“Hey, you got any tickets you want to sell?” asked the scalper as I walked with my family towards the entrance of the Bradley Center in Milwaukee.
“How much?” I asked jokingly. When the scalper asked me where I was sitting, I told him fifth row center court, which are apparently amazing seats because when he told me how much he would pay me for my tickets, it took my breath away.
“I’ll give $2,000 cash for all four tickets.”
$2,000 for tickets I received as a gift from Dove Men’s Care + to enjoy with my family! That’s 2,000% profit! $2,000 is a trip, a real trip to someplace with characters and warm weather and $10 hamburgers. $2,000 is a new bathroom for the kids. $2,000 is the Bose insane sounding thingy that I always play with at Best Buy. $2,000 is a lot of found money for something my son is only moderately interested in watching.
“You got it,” said the red devil on my shoulder.
“Don’t you do it,” said the white devil on the other shoulder
“Dude, shut up, this is too large, we are taking this dude’s money and heading south!”
“It’s a gift, you can’t sell a gift. What kind of example would that be to the boy,” the white devil said.
Before the red devil could answer WIFE cut him off and said, “come on we’re going to the game!”
With that, we marched into the Bradley Center to watch Michigan take on Texas. As I mentioned, my son wasn’t super excited about the whole thing. However, we had three generations of family together to watch the game: my father-in-law, my wife and the boy. If we could at least get a picture of the three of them smiling, it would be worth the drive.

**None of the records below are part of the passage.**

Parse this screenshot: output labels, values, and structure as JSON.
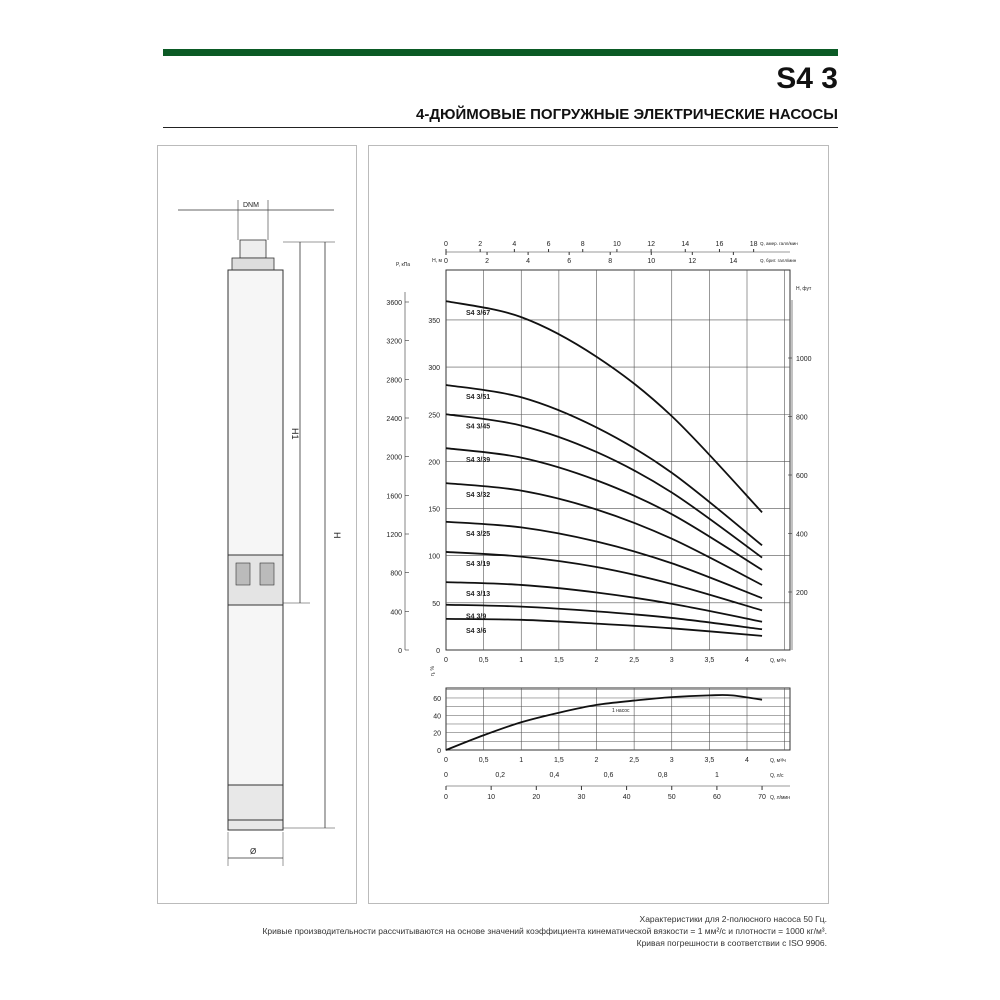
{
  "header": {
    "title": "S4 3",
    "subtitle": "4-ДЮЙМОВЫЕ ПОГРУЖНЫЕ ЭЛЕКТРИЧЕСКИЕ НАСОСЫ",
    "accent_color": "#0b5a25"
  },
  "drawing": {
    "dnm_label": "DNM",
    "h1_label": "H1",
    "h_label": "H",
    "diameter_label": "Ø"
  },
  "chart_data": [
    {
      "type": "line",
      "title": "",
      "xlabel": "Q, м³/ч",
      "ylabel": "H, м",
      "ylabel_left_outer": "P, кПа",
      "ylabel_right": "H, фут",
      "top_axis_1_label": "Q, амер. галл/мин",
      "top_axis_2_label": "Q, брит. галл/мин",
      "xlim": [
        0,
        4.57
      ],
      "ylim": [
        0,
        400
      ],
      "grid": true,
      "x_ticks": [
        "0",
        "0,5",
        "1",
        "1,5",
        "2",
        "2,5",
        "3",
        "3,5",
        "4"
      ],
      "y_ticks": [
        0,
        50,
        100,
        150,
        200,
        250,
        300,
        350
      ],
      "kpa_ticks": [
        0,
        400,
        800,
        1200,
        1600,
        2000,
        2400,
        2800,
        3200,
        3600
      ],
      "ft_ticks": [
        200,
        400,
        600,
        800,
        1000
      ],
      "us_gpm_ticks": [
        0,
        2,
        4,
        6,
        8,
        10,
        12,
        14,
        16,
        18
      ],
      "imp_gpm_ticks": [
        0,
        2,
        4,
        6,
        8,
        10,
        12,
        14
      ],
      "x": [
        0,
        1,
        2,
        3,
        4.2
      ],
      "series": [
        {
          "name": "S4 3/67",
          "values": [
            370,
            353,
            311,
            248,
            146
          ]
        },
        {
          "name": "S4 3/51",
          "values": [
            281,
            268,
            236,
            188,
            111
          ]
        },
        {
          "name": "S4 3/45",
          "values": [
            250,
            238,
            210,
            167,
            98
          ]
        },
        {
          "name": "S4 3/39",
          "values": [
            214,
            204,
            180,
            144,
            85
          ]
        },
        {
          "name": "S4 3/32",
          "values": [
            177,
            169,
            149,
            118,
            69
          ]
        },
        {
          "name": "S4 3/25",
          "values": [
            136,
            130,
            115,
            92,
            55
          ]
        },
        {
          "name": "S4 3/19",
          "values": [
            104,
            99,
            88,
            70,
            42
          ]
        },
        {
          "name": "S4 3/13",
          "values": [
            72,
            69,
            61,
            49,
            30
          ]
        },
        {
          "name": "S4 3/9",
          "values": [
            48,
            46,
            41,
            34,
            22
          ]
        },
        {
          "name": "S4 3/6",
          "values": [
            33,
            32,
            28,
            23,
            15
          ]
        }
      ]
    },
    {
      "type": "line",
      "title": "",
      "xlabel": "Q, м³/ч",
      "ylabel": "η, %",
      "bottom_axis_1_label": "Q, л/с",
      "bottom_axis_2_label": "Q, л/мин",
      "xlim": [
        0,
        4.57
      ],
      "ylim": [
        0,
        72
      ],
      "grid": true,
      "x_ticks": [
        "0",
        "0,5",
        "1",
        "1,5",
        "2",
        "2,5",
        "3",
        "3,5",
        "4"
      ],
      "y_ticks": [
        0,
        20,
        40,
        60
      ],
      "ls_ticks": [
        "0",
        "0,2",
        "0,4",
        "0,6",
        "0,8",
        "1"
      ],
      "lmin_ticks": [
        0,
        10,
        20,
        30,
        40,
        50,
        60,
        70
      ],
      "x": [
        0,
        0.5,
        1,
        1.5,
        2,
        2.5,
        3,
        3.5,
        3.8,
        4.2
      ],
      "series": [
        {
          "name": "1 насос",
          "values": [
            0,
            17,
            32,
            43,
            52,
            57,
            61,
            63,
            63,
            58
          ]
        }
      ]
    }
  ],
  "footnotes": [
    "Характеристики для 2-полюсного насоса 50 Гц.",
    "Кривые производительности рассчитываются на основе значений коэффициента кинематической вязкости = 1 мм²/с и плотности = 1000 кг/м³.",
    "Кривая погрешности в соответствии с ISO 9906."
  ]
}
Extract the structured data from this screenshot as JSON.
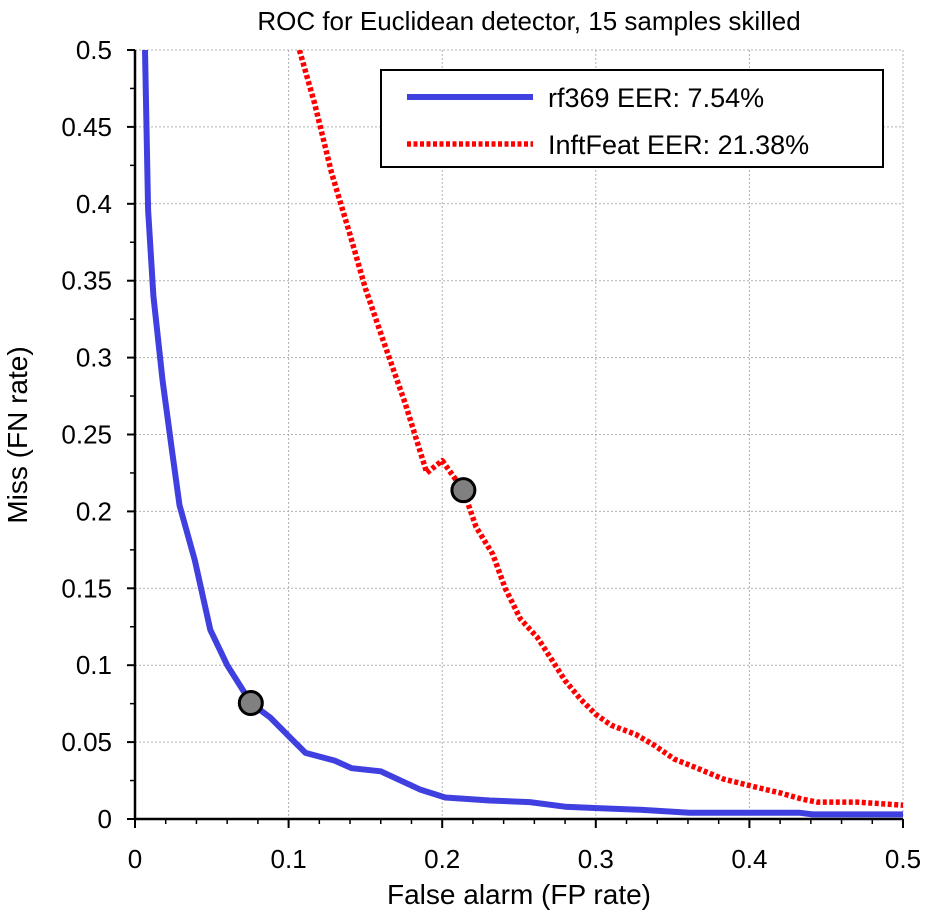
{
  "chart_data": {
    "type": "line",
    "title": "ROC for Euclidean detector, 15 samples skilled",
    "xlabel": "False alarm (FP rate)",
    "ylabel": "Miss (FN rate)",
    "xlim": [
      0,
      0.5
    ],
    "ylim": [
      0,
      0.5
    ],
    "xticks": [
      0,
      0.1,
      0.2,
      0.3,
      0.4,
      0.5
    ],
    "xtick_labels": [
      "0",
      "0.1",
      "0.2",
      "0.3",
      "0.4",
      "0.5"
    ],
    "yticks": [
      0,
      0.05,
      0.1,
      0.15,
      0.2,
      0.25,
      0.3,
      0.35,
      0.4,
      0.45,
      0.5
    ],
    "ytick_labels": [
      "0",
      "0.05",
      "0.1",
      "0.15",
      "0.2",
      "0.25",
      "0.3",
      "0.35",
      "0.4",
      "0.45",
      "0.5"
    ],
    "grid": true,
    "legend_position": "top-right",
    "series": [
      {
        "name": "rf369 EER: 7.54%",
        "color": "#4040e0",
        "style": "solid",
        "eer": 0.0754,
        "x": [
          0.0065,
          0.0085,
          0.012,
          0.018,
          0.024,
          0.029,
          0.039,
          0.049,
          0.06,
          0.072,
          0.0754,
          0.088,
          0.101,
          0.111,
          0.13,
          0.141,
          0.16,
          0.186,
          0.202,
          0.231,
          0.257,
          0.28,
          0.303,
          0.329,
          0.361,
          0.433,
          0.441,
          0.5
        ],
        "y": [
          0.5,
          0.396,
          0.34,
          0.285,
          0.24,
          0.204,
          0.168,
          0.123,
          0.1,
          0.081,
          0.0754,
          0.066,
          0.053,
          0.043,
          0.038,
          0.033,
          0.031,
          0.019,
          0.014,
          0.012,
          0.011,
          0.008,
          0.007,
          0.006,
          0.004,
          0.004,
          0.003,
          0.003
        ]
      },
      {
        "name": "InftFeat EER: 21.38%",
        "color": "#ff0000",
        "style": "dotted",
        "eer": 0.2138,
        "x": [
          0.107,
          0.117,
          0.128,
          0.14,
          0.15,
          0.162,
          0.176,
          0.19,
          0.2,
          0.2138,
          0.222,
          0.233,
          0.241,
          0.251,
          0.262,
          0.271,
          0.28,
          0.29,
          0.3,
          0.31,
          0.326,
          0.338,
          0.351,
          0.366,
          0.383,
          0.403,
          0.42,
          0.434,
          0.444,
          0.47,
          0.5
        ],
        "y": [
          0.5,
          0.465,
          0.42,
          0.38,
          0.345,
          0.31,
          0.27,
          0.225,
          0.233,
          0.2138,
          0.19,
          0.172,
          0.15,
          0.13,
          0.118,
          0.104,
          0.09,
          0.078,
          0.068,
          0.061,
          0.055,
          0.048,
          0.039,
          0.033,
          0.026,
          0.021,
          0.017,
          0.013,
          0.011,
          0.011,
          0.009
        ]
      }
    ],
    "markers": [
      {
        "name": "rf369 EER point",
        "x": 0.0754,
        "y": 0.0754,
        "fill": "#808080",
        "stroke": "#000000"
      },
      {
        "name": "InftFeat EER point",
        "x": 0.2138,
        "y": 0.2138,
        "fill": "#808080",
        "stroke": "#000000"
      }
    ],
    "legend": [
      {
        "label": "rf369 EER: 7.54%",
        "color": "#4040e0",
        "style": "solid"
      },
      {
        "label": "InftFeat EER: 21.38%",
        "color": "#ff0000",
        "style": "dotted"
      }
    ]
  }
}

As we walked through security and they made us throw away the signs my son had spent an hour making, the “oh sh*t alarm” went off in my head. Sirens blaring in my brain “WARNING, this is going to suck, WARNING, WARNING, you just blew $2,000, WARNING.”
Instead of crying (which is the usual reaction) the boy let it go, he was already looking around at the stadium with wide eyes. Though it was our first time to a March Madness game, this was his first time to an event of this magnitude and the smile on his face showed it.
Experiencing the games, the music, the cheering, and the food all through his little eyes made the games more magical that we could have ever predicted. We yelled, sang, jumped up and down, shoved popcorn into our mouths and high fived each other for hours. When it was finally over not only did we get the picture I had hoped for, but new memories that will last us a lifetime.
Admittedly $2,000 would have been nice to have, but the memories we made are worth much more than $2,000 and those will never go away.